Mira Oosterweghel- A mundane seaside setting evokes a dark emotional landscape. The grainy image refuses to give away any definitive position, exploring a liminal space instead. A sharp green light pierces the image, evoking an imaginative potential. One association we may draw on is the image of F. Scott Fitzgerald’s famous protagonist, Jay Gatsby, staring out at the green light at the end of the opposite dock. The light Gatsby sees night after night belongs to the object of his love, Daisy Buchanan, who, like the light’s incandescence, remains close but always just out of reach; the beckoning light is a constant reminder of the love and life with her that he so deeply desires.
Matt Harvey, Les Coleman, Korean War Veteran, Digital Photograph, 2017
Highly Commended, Sponsored by the City of Kingston
Eliza Hutchinson- Matt Harvey’s emblematic image of Les Coleman at the Australian Aircraft Museum inscribes person, history and place in a highly structured image. The aura of the subject is flanked by his shared of histories of place and production. The passage of time and history artfully constructed in the photographic moment.
Lou Hubbard- This portrait of Les Coleman embraces the spirit of aviation and hints at its darker deployment. Poised within a radial composition, the subject gazes warily and deeply into the lens; he has seen it all.

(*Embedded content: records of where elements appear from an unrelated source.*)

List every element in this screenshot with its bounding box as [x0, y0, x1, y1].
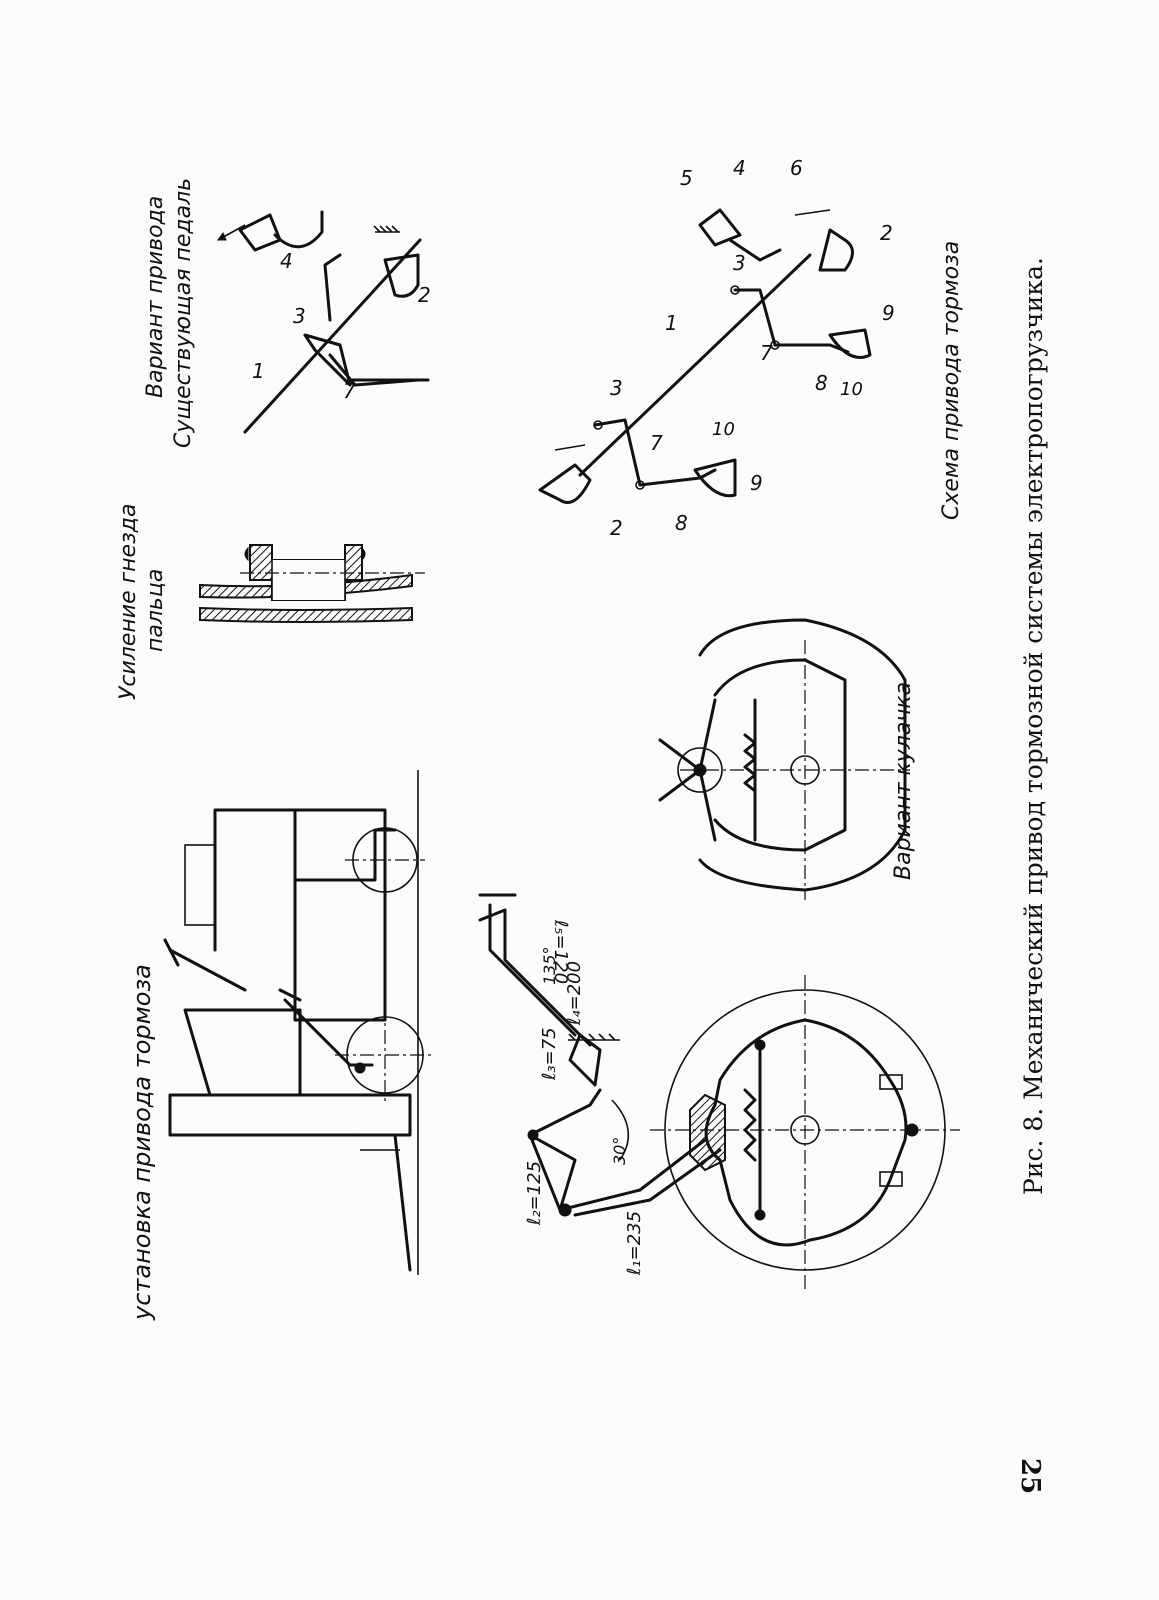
- forklift-installation-drawing: [163, 770, 435, 1275]
- svg-text:8: 8: [815, 371, 828, 395]
- brake-scheme-drawing: 1 2 2 3 3 4 5 6 7 7 8 8 9 9 10 10: [538, 156, 895, 540]
- title-brake-scheme: Схема привода тормоза: [939, 241, 964, 520]
- svg-text:9: 9: [882, 301, 895, 325]
- title-reinforcement-1: Усиление гнезда: [116, 504, 141, 700]
- svg-text:6: 6: [790, 156, 803, 180]
- dim-l1: ℓ₁=235: [624, 1211, 645, 1276]
- svg-text:5: 5: [680, 166, 693, 190]
- svg-text:7: 7: [343, 379, 356, 403]
- drive-variant-drawing: 1 2 3 4 7: [217, 210, 431, 434]
- svg-text:2: 2: [610, 516, 623, 540]
- svg-text:2: 2: [418, 283, 431, 307]
- svg-text:1: 1: [665, 311, 678, 335]
- svg-text:10: 10: [712, 419, 735, 440]
- dim-angle30: 30°: [610, 1137, 629, 1165]
- page-number: 25: [1015, 1458, 1045, 1494]
- svg-text:10: 10: [840, 379, 863, 400]
- cam-variant-drawing: [658, 618, 910, 900]
- svg-text:7: 7: [650, 431, 663, 455]
- svg-text:9: 9: [750, 471, 763, 495]
- pedal-linkage-diagram: ℓ₁=235 ℓ₂=125 ℓ₃=75 ℓ₄=200 ℓ₅=120 30° 13…: [478, 893, 722, 1276]
- svg-text:3: 3: [610, 376, 623, 400]
- dim-angle135: 135°: [540, 946, 559, 985]
- dim-l2: ℓ₂=125: [524, 1161, 545, 1226]
- title-reinforcement-2: пальца: [143, 569, 168, 652]
- svg-text:4: 4: [733, 156, 746, 180]
- svg-text:2: 2: [880, 221, 893, 245]
- title-existing-pedal: Существующая педаль: [171, 178, 196, 448]
- svg-text:7: 7: [760, 341, 773, 365]
- brake-drum-drawing: [650, 975, 960, 1290]
- figure-caption: Рис. 8. Механический привод тормозной си…: [1019, 257, 1048, 1195]
- svg-text:4: 4: [280, 249, 293, 273]
- svg-text:1: 1: [252, 359, 265, 383]
- title-installation: установка привода тормоза: [128, 964, 156, 1321]
- svg-text:3: 3: [293, 304, 306, 328]
- svg-text:8: 8: [675, 511, 688, 535]
- dim-l5: ℓ₅=120: [550, 919, 571, 984]
- dim-l4: ℓ₄=200: [564, 961, 585, 1026]
- pin-socket-reinforcement-drawing: [199, 544, 425, 623]
- title-variant: Вариант привода: [143, 196, 168, 398]
- dim-l3: ℓ₃=75: [539, 1027, 560, 1081]
- svg-text:3: 3: [733, 251, 746, 275]
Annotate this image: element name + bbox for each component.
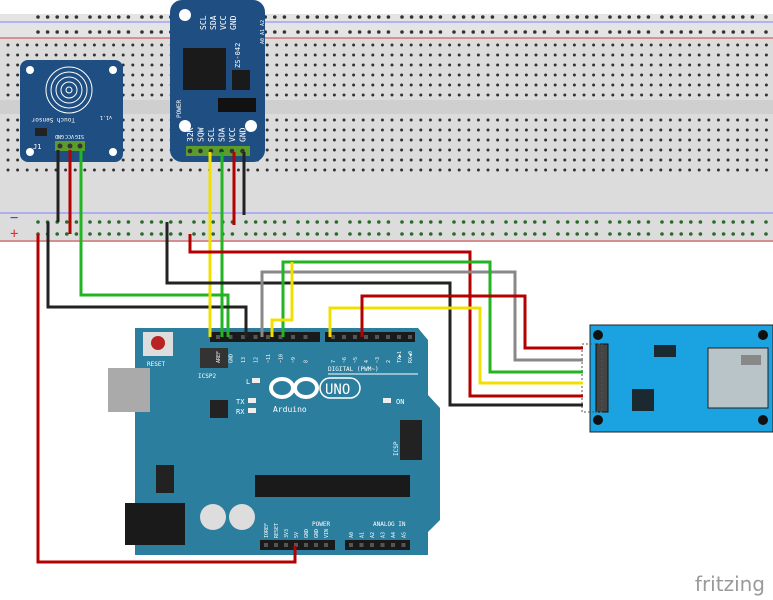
analog-pin-label: A2 xyxy=(370,532,376,538)
led-label-tx: TX xyxy=(236,398,245,406)
digital-pin-label: 2 xyxy=(386,360,392,363)
led-label-rx: RX xyxy=(236,408,245,416)
rtc-module-ds3231: SCL SDA VCC GND A0 A1 A2 ZS-042 POWER 32… xyxy=(170,0,266,162)
rtc-bottom-pin-label: GND xyxy=(239,127,248,142)
icsp-label: ICSP xyxy=(393,441,400,456)
touch-sensor-pin-gnd: GND xyxy=(55,133,64,139)
arduino-logo-icon xyxy=(269,377,319,399)
rtc-power-label: POWER xyxy=(176,100,183,118)
rtc-bottom-pin-label: SCL xyxy=(207,127,216,142)
rtc-model-label: ZS-042 xyxy=(234,43,242,68)
digital-pin-label: GND xyxy=(229,354,235,363)
wire-5v-to-plus-rail[interactable] xyxy=(36,234,297,564)
rtc-addr-label: A0 A1 A2 xyxy=(260,20,266,44)
wire-sensor-sig[interactable] xyxy=(79,150,230,337)
wire-sd-vcc[interactable] xyxy=(188,234,583,398)
wire-sd-sck[interactable] xyxy=(260,270,583,362)
breadboard: − + xyxy=(0,14,773,242)
power-pin-label: RESET xyxy=(274,523,280,538)
wire-gnd-rail-to-arduino[interactable] xyxy=(46,222,248,337)
power-pin-label: VIN xyxy=(324,529,330,538)
digital-pin-label: ~9 xyxy=(291,357,297,363)
touch-sensor-pin-sig: SIG xyxy=(75,133,84,139)
power-pin-label: GND xyxy=(304,529,310,538)
touch-sensor-connector-label: J1 xyxy=(33,143,41,151)
power-pin-label: IOREF xyxy=(264,523,270,538)
digital-pin-label: RX◀0 xyxy=(408,351,414,363)
rtc-top-pin-vcc: VCC xyxy=(219,15,228,30)
analog-header xyxy=(345,540,410,550)
analog-pin-label: A4 xyxy=(391,532,397,538)
digital-pin-label: 7 xyxy=(331,360,337,363)
plus-rail-label: + xyxy=(10,226,18,242)
analog-label: ANALOG IN xyxy=(373,521,406,528)
wire-pin12[interactable] xyxy=(270,262,294,337)
wire-sd-cs[interactable] xyxy=(360,294,583,350)
rtc-bottom-pin-label: SQW xyxy=(197,127,206,142)
digital-pin-label: ~5 xyxy=(353,357,359,363)
digital-pin-label: 4 xyxy=(364,360,370,363)
wire-sd-mosi[interactable] xyxy=(281,260,583,374)
minus-rail-label: − xyxy=(10,210,18,226)
analog-pin-label: A3 xyxy=(381,532,387,538)
arduino-brand-text: Arduino xyxy=(273,405,307,414)
sd-card-module xyxy=(581,324,773,433)
rtc-top-pin-gnd: GND xyxy=(229,15,238,30)
digital-pin-label: ~6 xyxy=(342,357,348,363)
rtc-top-pin-scl: SCL xyxy=(199,15,208,30)
power-label: POWER xyxy=(312,521,330,528)
wire-sd-gnd[interactable] xyxy=(165,222,583,407)
touch-sensor-pin-vcc: VCC xyxy=(65,133,74,139)
analog-pin-label: A1 xyxy=(360,532,366,538)
power-pin-label: GND xyxy=(314,529,320,538)
rtc-bottom-pin-label: SDA xyxy=(218,127,227,142)
reset-label: RESET xyxy=(147,361,165,368)
touch-sensor-title: Touch Sensor xyxy=(31,116,75,123)
digital-pin-label: 8 xyxy=(304,360,310,363)
digital-pin-label: TX▶1 xyxy=(397,351,403,363)
analog-pin-label: A0 xyxy=(349,532,355,538)
fritzing-watermark: fritzing xyxy=(694,572,765,596)
digital-header-high xyxy=(210,332,320,342)
rtc-bottom-pin-label: 32K xyxy=(186,127,195,142)
rtc-top-pin-sda: SDA xyxy=(209,15,218,30)
digital-pin-label: 12 xyxy=(254,357,260,363)
led-label-on: ON xyxy=(396,398,404,406)
analog-pin-label: A5 xyxy=(402,532,408,538)
digital-pin-label: ~11 xyxy=(266,354,272,363)
rtc-bottom-pin-label: VCC xyxy=(228,127,237,142)
digital-pin-label: AREF xyxy=(216,351,222,363)
power-pin-label: 5V xyxy=(294,532,300,538)
icsp2-label: ICSP2 xyxy=(198,373,216,380)
digital-pin-label: ~10 xyxy=(279,354,285,363)
digital-pin-label: ~3 xyxy=(375,357,381,363)
digital-pin-label: 13 xyxy=(241,357,247,363)
touch-sensor-version: v1.1 xyxy=(100,114,112,120)
wire-sd-miso[interactable] xyxy=(328,306,583,385)
uno-logo-text: UNO xyxy=(325,382,350,398)
power-pin-label: 3V3 xyxy=(284,529,290,538)
digital-label: DIGITAL (PWM~) xyxy=(328,366,379,373)
led-label-l: L xyxy=(246,378,250,386)
arduino-uno: RESET ICSP2 ICSP AREF GND 13 12 ~11 ~10 ~9 8 7 ~6… xyxy=(108,328,440,555)
touch-sensor-module: Touch Sensor v1.1 SIG VCC GND J1 xyxy=(20,60,123,162)
digital-header-low xyxy=(325,332,415,342)
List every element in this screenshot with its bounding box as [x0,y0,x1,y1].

Mira Oosterweghel- This painterly image of Les Coleman at the Aviation Museum in Moorabbin powerfully connects past to present and place. The regal composition of the figure in the portrait pays tribute to Les Coleman, while the muted tones of the image suggest a darker undercurrent. Memories left unspoken.
Mia Thompson, She Makes A Splash, Digital Photograph, 2017
Best Photograph, Under 18, Sponsored by the City of Kingston
Eliza Hutchinson - Performative of the everyday, a beautiful exploration of the sculpting of time with photography where the means of production (the youth) forms the sub-structure for the pyramid of water. The tonal qualities of the clouds and the flat surface of the sea provide weighty yet serene stage set where playful creativity becomes the potential experience of the everyday.
Lou Hubbard - On a quiet Sunday morning the photographer’s sister makes a huge splash at Edithvale Beach. A striking composition, this image is joyful in spirit and candid in its portrayal of pleasure at play. The fountain of youth is truly felt.
Mira Oosterweghel- A celebration of vitality and youth, this image shows a young woman creating a determined splash and pointing to the sky. Utilising the performative body and gesture, the image evokes the significant history of performance and documentation that saw women taking control of how their bodies were positioned and consumed within the lexicon of art history.